House sparrows and starlings are commonly found in gardens, but what about some of the more colourful varieties? If you keep a look out you may see some of these wild birds visiting your garden.

Steller’s Jay

The Steller’s Jay is a relative of the Blue Jay. If you spot one you’ll see how similar they look. However, the Steller’s jay has longer legs, a thinner bill and a more noticeable crest on it’s head. Steller’s Jay has a black head with a prominent crest, flecked with blue., The body is blue with long stripped tail feathers.  This bird is a song bird, so you may hear them before you have a clear sighting. Quite a chunky bird, they average 120g and are very active birds. Inquisitive and clever birds, they like to get involved with their environment to search for food. They can be found particularly in forested areas such as campsites and national parks.  Their diet consists mainly of pine seeds, nuts, berries, and acorns. In summer months Steller’s jays feast on insects, bees wasps and other forest bugs.

Anna’s Hummingbird

A beautiful little green and pink bird, Anna’s Hummingbirds are found commonly in the Vancouver area.  The pink throats are only to be found on the males, and may appear grey or dull until sunlight reflects off them giving an iridescent effect. Certainly eye-catching to another Hummingbird!

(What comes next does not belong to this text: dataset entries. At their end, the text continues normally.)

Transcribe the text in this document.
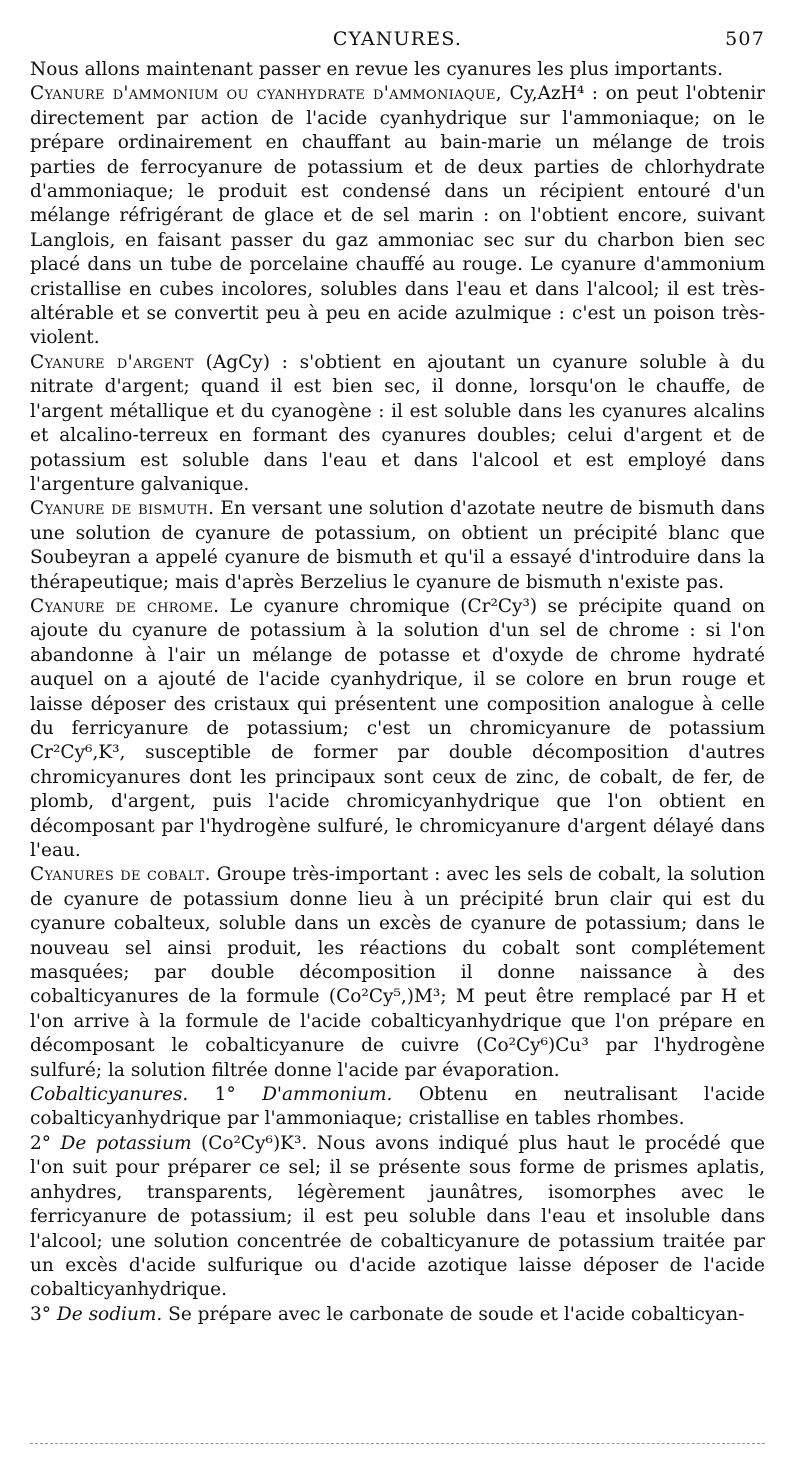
CYANURES.	507

Nous allons maintenant passer en revue les cyanures les plus importants.

Cyanure d'ammonium ou cyanhydrate d'ammoniaque, Cy,AzH⁴ : on peut l'obtenir directement par action de l'acide cyanhydrique sur l'ammoniaque; on le prépare ordinairement en chauffant au bain-marie un mélange de trois parties de ferrocyanure de potassium et de deux parties de chlorhydrate d'ammoniaque; le produit est condensé dans un récipient entouré d'un mélange réfrigérant de glace et de sel marin : on l'obtient encore, suivant Langlois, en faisant passer du gaz ammoniac sec sur du charbon bien sec placé dans un tube de porcelaine chauffé au rouge. Le cyanure d'ammonium cristallise en cubes incolores, solubles dans l'eau et dans l'alcool; il est très-altérable et se convertit peu à peu en acide azulmique : c'est un poison très-violent.

Cyanure d'argent (AgCy) : s'obtient en ajoutant un cyanure soluble à du nitrate d'argent; quand il est bien sec, il donne, lorsqu'on le chauffe, de l'argent métallique et du cyanogène : il est soluble dans les cyanures alcalins et alcalino-terreux en formant des cyanures doubles; celui d'argent et de potassium est soluble dans l'eau et dans l'alcool et est employé dans l'argenture galvanique.

Cyanure de bismuth. En versant une solution d'azotate neutre de bismuth dans une solution de cyanure de potassium, on obtient un précipité blanc que Soubeyran a appelé cyanure de bismuth et qu'il a essayé d'introduire dans la thérapeutique; mais d'après Berzelius le cyanure de bismuth n'existe pas.

Cyanure de chrome. Le cyanure chromique (Cr²Cy³) se précipite quand on ajoute du cyanure de potassium à la solution d'un sel de chrome : si l'on abandonne à l'air un mélange de potasse et d'oxyde de chrome hydraté auquel on a ajouté de l'acide cyanhydrique, il se colore en brun rouge et laisse déposer des cristaux qui présentent une composition analogue à celle du ferricyanure de potassium; c'est un chromicyanure de potassium Cr²Cy⁶,K³, susceptible de former par double décomposition d'autres chromicyanures dont les principaux sont ceux de zinc, de cobalt, de fer, de plomb, d'argent, puis l'acide chromicyanhydrique que l'on obtient en décomposant par l'hydrogène sulfuré, le chromicyanure d'argent délayé dans l'eau.

Cyanures de cobalt. Groupe très-important : avec les sels de cobalt, la solution de cyanure de potassium donne lieu à un précipité brun clair qui est du cyanure cobalteux, soluble dans un excès de cyanure de potassium; dans le nouveau sel ainsi produit, les réactions du cobalt sont complétement masquées; par double décomposition il donne naissance à des cobalticyanures de la formule (Co²Cy⁵,)M³; M peut être remplacé par H et l'on arrive à la formule de l'acide cobalticyanhydrique que l'on prépare en décomposant le cobalticyanure de cuivre (Co²Cy⁶)Cu³ par l'hydrogène sulfuré; la solution filtrée donne l'acide par évaporation.

Cobalticyanures. 1° D'ammonium. Obtenu en neutralisant l'acide cobalticyanhydrique par l'ammoniaque; cristallise en tables rhombes.

2° De potassium (Co²Cy⁶)K³. Nous avons indiqué plus haut le procédé que l'on suit pour préparer ce sel; il se présente sous forme de prismes aplatis, anhydres, transparents, légèrement jaunâtres, isomorphes avec le ferricyanure de potassium; il est peu soluble dans l'eau et insoluble dans l'alcool; une solution concentrée de cobalticyanure de potassium traitée par un excès d'acide sulfurique ou d'acide azotique laisse déposer de l'acide cobalticyanhydrique.

3° De sodium. Se prépare avec le carbonate de soude et l'acide cobalticyan-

Anna’s Hummingbirds are commonly found in gardens, parks, coastal scrublands and in the woodlands by rivers. They are looking for flowering plants to source sweet nectar. Their long, thin bills are perfectly designed to poke into flowers. If you want to help your hummingbird visitors, you can provide a free meal. Create a sugar water solution, 1 part sugar to 4 parts water. You can hang if from a hummingbird feeder in the shade during summer to feed your visitors for a few days before the sugar water spoils.

Downy Woodpecker

Strictly speaking, the downy woodpecker is not an overly colourful bird except for a scarlet cap on the males. The Downy woodpecker is the smallest woodpecker variety. They are sparrow sized, weighing around 25grams. Their markings are black and white stripes on the head and a broad white stripe down the centre of the back. You’ll also notice white tail feathers dotted with black spots. 

If you don’t see this little guy, you’ll probably hear him. As you will expect from the name and his famous cartoon character Woody woodpecker, the tap tap tap sound you will hear is his beak drumming against the trunk of a tree. If you’ve ever wondered why a woodpecker pecks wood now is the time to find out! Wood pecking occurs for 3 reasons. 

Firstly, by pecking into the wood the bird can uncover their food; insects and larvae. 

Secondly, pecking holes in dead wood for long enough provides a nest space for the birds. These are often quite safe hiding holes for woodpeckers. These holes also provide nest space for other bird species such as wrens and bluebirds who don’t have the wood pecking abilities but love to build nests in hollowed out trees too. So they really can be seen as construction workers for the bird community.  

Thirdly, the drumming on wood is a form of communication. The sound tells other woodpeckers in the area this is their territory or to attract a mate.   They particularly live in open woodlands, parks, and gardens.

As you can see, there is a great wealth of natural wildlife to be spotted when you take a breath and sit quietly for a while. Happy bird watching!